What’s important is the advanced analytics EXL uses go beyond the raw numbers to enable the life sciences organization to understand who each of these patients is, including where they live down to a Zip+4 location, and assign a specific persona to them.
When all of the data (including costs to care for the patients) was aggregated, it showed that the total pmpm cost of care for high- and medium-risk patients on Product A was significantly lower than the total pmpm cost of care for those on Product B. In fact, the facility costs for patients using Product B were slightly higher than the overall facility cost, and 75% higher than for those using Product A. This is the type of unbiased, third-party data any marketer would be delighted to supply to the commercial effectiveness team.
CONGESTIVE HEART FAILURE - PATIENT ANALYTICS STUDY
Another way to slice the data is to compare Product A without an ACE or ARB, Product B without an ACE or an ARB, and an ACE or ARB alone. Once again, it shows that Product A alone is more effective than either of the other two solutions alone in driving down the cost of care. Or, you can look at the services being utilized by the total CHF population as a baseline, then break those down into those who use Product A, those who do not, and patients with one or more comorbidities. The data again shows the effectiveness Product A is having in reducing utilization, especially in the most expensive care settings – the emergency department and inpatient acute care.

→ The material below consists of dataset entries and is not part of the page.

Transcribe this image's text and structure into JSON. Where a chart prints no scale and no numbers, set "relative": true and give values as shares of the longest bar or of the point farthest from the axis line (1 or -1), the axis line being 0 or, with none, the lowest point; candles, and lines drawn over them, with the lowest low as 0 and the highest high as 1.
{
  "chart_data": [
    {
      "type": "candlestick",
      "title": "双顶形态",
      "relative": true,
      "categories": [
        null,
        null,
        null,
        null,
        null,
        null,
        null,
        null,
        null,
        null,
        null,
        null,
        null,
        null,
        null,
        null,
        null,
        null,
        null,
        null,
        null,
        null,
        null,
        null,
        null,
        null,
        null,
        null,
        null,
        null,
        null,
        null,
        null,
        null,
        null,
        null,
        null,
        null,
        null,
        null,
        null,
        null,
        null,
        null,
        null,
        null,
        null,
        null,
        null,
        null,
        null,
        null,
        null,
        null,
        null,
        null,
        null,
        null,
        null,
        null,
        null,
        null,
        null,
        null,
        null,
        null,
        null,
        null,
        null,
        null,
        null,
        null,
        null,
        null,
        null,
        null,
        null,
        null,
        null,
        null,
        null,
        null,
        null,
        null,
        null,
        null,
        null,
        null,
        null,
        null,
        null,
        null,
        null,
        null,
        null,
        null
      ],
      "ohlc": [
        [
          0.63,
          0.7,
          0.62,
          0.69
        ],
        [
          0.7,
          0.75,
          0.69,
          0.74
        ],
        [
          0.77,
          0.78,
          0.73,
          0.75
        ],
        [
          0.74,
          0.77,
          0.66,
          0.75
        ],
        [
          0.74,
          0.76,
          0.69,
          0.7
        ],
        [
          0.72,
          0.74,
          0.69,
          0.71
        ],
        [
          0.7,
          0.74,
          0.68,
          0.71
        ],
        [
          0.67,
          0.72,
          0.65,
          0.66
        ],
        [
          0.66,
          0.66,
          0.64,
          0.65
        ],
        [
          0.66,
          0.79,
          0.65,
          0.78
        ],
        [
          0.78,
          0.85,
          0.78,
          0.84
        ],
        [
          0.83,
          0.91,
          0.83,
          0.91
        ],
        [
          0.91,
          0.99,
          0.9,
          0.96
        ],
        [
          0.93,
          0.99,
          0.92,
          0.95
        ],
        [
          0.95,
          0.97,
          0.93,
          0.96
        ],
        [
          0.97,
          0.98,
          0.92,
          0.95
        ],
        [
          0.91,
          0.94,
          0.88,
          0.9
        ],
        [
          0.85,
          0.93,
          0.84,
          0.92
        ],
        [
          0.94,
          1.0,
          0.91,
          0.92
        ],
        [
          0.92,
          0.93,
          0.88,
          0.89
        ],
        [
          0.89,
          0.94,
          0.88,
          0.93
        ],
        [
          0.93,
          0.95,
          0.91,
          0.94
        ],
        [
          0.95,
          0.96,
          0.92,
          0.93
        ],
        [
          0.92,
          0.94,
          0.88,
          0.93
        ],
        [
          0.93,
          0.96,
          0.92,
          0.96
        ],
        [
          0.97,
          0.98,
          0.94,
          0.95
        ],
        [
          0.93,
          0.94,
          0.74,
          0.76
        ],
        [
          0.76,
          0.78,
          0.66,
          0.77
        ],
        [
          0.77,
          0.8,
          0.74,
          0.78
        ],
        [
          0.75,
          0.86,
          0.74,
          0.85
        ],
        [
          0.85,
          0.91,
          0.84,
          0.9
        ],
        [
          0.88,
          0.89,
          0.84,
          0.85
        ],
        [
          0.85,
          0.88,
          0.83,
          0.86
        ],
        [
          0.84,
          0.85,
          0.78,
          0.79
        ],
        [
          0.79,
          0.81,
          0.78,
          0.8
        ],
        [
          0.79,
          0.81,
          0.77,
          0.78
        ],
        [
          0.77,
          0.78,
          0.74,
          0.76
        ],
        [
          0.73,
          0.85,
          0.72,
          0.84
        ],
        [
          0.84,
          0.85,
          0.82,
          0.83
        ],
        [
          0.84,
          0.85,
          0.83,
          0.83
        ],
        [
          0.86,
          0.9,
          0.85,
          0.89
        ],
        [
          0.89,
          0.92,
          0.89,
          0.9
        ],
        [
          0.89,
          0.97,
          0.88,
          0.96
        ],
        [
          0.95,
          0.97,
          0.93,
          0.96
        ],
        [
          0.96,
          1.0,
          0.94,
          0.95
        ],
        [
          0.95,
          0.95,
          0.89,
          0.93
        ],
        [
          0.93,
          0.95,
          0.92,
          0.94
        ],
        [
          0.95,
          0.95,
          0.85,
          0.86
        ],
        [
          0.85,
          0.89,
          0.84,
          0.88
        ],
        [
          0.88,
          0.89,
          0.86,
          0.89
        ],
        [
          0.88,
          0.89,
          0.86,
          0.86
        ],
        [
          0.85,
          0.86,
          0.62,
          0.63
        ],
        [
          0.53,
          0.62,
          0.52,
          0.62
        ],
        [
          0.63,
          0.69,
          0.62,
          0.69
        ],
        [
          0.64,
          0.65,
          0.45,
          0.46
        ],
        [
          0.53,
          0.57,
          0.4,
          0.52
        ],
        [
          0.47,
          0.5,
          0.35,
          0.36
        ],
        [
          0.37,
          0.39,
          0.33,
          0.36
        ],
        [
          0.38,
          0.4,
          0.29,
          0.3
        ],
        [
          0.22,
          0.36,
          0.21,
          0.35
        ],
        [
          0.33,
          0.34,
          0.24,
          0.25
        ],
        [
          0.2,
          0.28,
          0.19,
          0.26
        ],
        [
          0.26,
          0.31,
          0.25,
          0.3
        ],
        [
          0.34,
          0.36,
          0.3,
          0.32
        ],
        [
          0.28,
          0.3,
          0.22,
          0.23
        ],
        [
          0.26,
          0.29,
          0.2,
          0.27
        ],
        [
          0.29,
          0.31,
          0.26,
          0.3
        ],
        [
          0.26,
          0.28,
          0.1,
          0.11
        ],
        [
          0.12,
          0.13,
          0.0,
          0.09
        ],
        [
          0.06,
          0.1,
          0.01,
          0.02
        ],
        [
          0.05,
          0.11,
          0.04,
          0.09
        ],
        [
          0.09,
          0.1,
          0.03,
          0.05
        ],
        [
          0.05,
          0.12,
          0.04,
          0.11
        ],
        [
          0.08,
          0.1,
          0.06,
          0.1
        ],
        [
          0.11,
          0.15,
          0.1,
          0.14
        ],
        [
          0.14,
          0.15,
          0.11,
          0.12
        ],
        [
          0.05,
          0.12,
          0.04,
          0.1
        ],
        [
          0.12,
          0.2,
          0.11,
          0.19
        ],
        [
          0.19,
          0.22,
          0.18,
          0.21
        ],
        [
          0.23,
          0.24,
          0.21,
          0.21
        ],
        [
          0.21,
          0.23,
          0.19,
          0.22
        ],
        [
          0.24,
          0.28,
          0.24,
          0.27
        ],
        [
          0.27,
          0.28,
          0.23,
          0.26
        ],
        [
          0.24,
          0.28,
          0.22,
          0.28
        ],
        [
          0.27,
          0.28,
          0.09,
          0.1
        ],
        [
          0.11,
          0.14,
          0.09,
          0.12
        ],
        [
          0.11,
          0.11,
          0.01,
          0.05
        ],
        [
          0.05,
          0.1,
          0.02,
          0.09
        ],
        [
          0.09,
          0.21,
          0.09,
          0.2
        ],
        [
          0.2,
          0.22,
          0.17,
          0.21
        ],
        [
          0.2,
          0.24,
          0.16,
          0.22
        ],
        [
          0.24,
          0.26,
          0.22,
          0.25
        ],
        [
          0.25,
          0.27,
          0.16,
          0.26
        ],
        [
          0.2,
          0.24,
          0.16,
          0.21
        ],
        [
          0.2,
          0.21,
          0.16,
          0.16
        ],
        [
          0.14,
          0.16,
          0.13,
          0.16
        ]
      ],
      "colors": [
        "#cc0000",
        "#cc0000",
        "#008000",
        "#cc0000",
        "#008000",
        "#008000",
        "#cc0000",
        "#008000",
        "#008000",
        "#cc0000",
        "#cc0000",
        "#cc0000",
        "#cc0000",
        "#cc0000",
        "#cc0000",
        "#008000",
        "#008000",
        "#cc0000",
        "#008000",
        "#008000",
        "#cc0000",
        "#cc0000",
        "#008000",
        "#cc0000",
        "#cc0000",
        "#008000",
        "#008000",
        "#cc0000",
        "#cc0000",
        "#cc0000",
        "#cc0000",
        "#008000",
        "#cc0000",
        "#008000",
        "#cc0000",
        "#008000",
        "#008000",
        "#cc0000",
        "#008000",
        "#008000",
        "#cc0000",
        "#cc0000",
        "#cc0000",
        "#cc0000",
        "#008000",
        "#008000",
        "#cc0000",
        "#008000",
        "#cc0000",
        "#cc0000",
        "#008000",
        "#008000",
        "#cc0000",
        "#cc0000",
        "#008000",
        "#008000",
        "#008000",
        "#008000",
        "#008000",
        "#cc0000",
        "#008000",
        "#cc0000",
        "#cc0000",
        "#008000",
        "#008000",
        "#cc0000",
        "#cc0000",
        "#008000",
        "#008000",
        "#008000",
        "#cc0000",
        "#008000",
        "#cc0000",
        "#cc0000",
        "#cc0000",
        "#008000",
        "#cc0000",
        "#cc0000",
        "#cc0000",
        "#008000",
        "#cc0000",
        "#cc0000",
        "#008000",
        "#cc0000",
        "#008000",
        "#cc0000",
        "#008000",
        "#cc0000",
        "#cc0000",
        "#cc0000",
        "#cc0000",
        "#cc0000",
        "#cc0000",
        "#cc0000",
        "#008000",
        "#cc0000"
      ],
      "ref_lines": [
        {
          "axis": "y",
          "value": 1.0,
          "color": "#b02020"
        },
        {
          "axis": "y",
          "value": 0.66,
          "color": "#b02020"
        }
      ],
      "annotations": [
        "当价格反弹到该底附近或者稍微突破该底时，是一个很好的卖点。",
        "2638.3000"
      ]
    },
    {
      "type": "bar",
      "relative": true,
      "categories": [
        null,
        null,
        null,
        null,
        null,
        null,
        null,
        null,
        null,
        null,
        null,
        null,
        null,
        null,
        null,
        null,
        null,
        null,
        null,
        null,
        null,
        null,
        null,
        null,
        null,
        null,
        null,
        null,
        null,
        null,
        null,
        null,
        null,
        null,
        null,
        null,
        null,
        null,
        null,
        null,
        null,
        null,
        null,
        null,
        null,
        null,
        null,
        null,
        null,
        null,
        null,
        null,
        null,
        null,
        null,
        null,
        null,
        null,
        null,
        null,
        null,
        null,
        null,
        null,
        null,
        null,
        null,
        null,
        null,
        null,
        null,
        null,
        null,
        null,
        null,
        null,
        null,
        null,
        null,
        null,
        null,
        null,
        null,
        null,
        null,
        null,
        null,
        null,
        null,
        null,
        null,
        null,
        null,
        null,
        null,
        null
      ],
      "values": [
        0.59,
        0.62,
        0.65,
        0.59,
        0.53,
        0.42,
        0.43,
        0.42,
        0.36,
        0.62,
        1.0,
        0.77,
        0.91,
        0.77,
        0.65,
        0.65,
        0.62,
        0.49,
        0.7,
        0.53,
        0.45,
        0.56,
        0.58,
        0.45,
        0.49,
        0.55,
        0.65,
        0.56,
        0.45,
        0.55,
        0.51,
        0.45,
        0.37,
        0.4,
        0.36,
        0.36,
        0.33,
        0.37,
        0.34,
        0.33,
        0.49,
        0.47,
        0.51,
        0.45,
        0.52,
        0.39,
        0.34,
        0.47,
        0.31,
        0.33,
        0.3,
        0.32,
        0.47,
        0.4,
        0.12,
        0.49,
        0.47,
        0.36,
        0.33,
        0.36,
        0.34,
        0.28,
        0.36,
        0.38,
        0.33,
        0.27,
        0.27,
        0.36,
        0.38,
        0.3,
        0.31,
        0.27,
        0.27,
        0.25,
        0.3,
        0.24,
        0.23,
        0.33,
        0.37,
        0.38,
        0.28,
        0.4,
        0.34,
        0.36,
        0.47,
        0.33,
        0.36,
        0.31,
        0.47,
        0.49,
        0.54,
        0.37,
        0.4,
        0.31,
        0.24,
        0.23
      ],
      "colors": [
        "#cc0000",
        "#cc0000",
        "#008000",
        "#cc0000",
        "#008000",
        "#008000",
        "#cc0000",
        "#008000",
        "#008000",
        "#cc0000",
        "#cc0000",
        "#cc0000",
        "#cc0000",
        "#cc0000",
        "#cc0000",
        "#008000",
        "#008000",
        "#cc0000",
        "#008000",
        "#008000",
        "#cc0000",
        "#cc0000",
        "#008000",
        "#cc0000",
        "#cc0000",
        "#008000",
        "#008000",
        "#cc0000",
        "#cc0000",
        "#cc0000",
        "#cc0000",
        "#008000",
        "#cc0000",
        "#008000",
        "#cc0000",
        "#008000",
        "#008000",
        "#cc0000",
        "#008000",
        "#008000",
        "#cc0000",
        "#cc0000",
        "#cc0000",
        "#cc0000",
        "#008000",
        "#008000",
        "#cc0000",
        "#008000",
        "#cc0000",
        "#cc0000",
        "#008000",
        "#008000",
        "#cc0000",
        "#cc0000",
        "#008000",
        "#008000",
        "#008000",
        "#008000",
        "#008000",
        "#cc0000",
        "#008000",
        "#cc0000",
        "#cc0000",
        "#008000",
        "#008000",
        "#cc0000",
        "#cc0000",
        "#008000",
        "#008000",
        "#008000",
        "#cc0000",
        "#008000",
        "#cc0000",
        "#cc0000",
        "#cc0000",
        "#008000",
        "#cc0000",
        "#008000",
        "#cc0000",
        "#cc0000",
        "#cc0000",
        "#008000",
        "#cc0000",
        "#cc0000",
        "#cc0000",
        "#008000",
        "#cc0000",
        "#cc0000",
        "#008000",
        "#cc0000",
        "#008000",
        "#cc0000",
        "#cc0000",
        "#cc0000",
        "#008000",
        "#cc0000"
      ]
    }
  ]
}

Armed with this data, life sciences organizations can work with payers to create outcomes-based contracts that make sense and that are demonstrated to be achievable. The critical message is that they are not just there to promote more products, but to improve the health of patients/members and help them drive down the cost of care.
Until recently, there has been little interest in the U.S. in tying the cost of care to outcomes. That is now changing, especially as the industry moves to a value-based care model and consumers are feeling more of the pain for the skyrocketing cost of care.
Yet it’s one thing to talk about it. It’s another to make it happen. All healthcare stakeholders are frantically searching for answers. By taking advantage of advanced analytics, life sciences organizations can begin providing those answers, while preparing themselves to enter the world of outcomes-based contracts.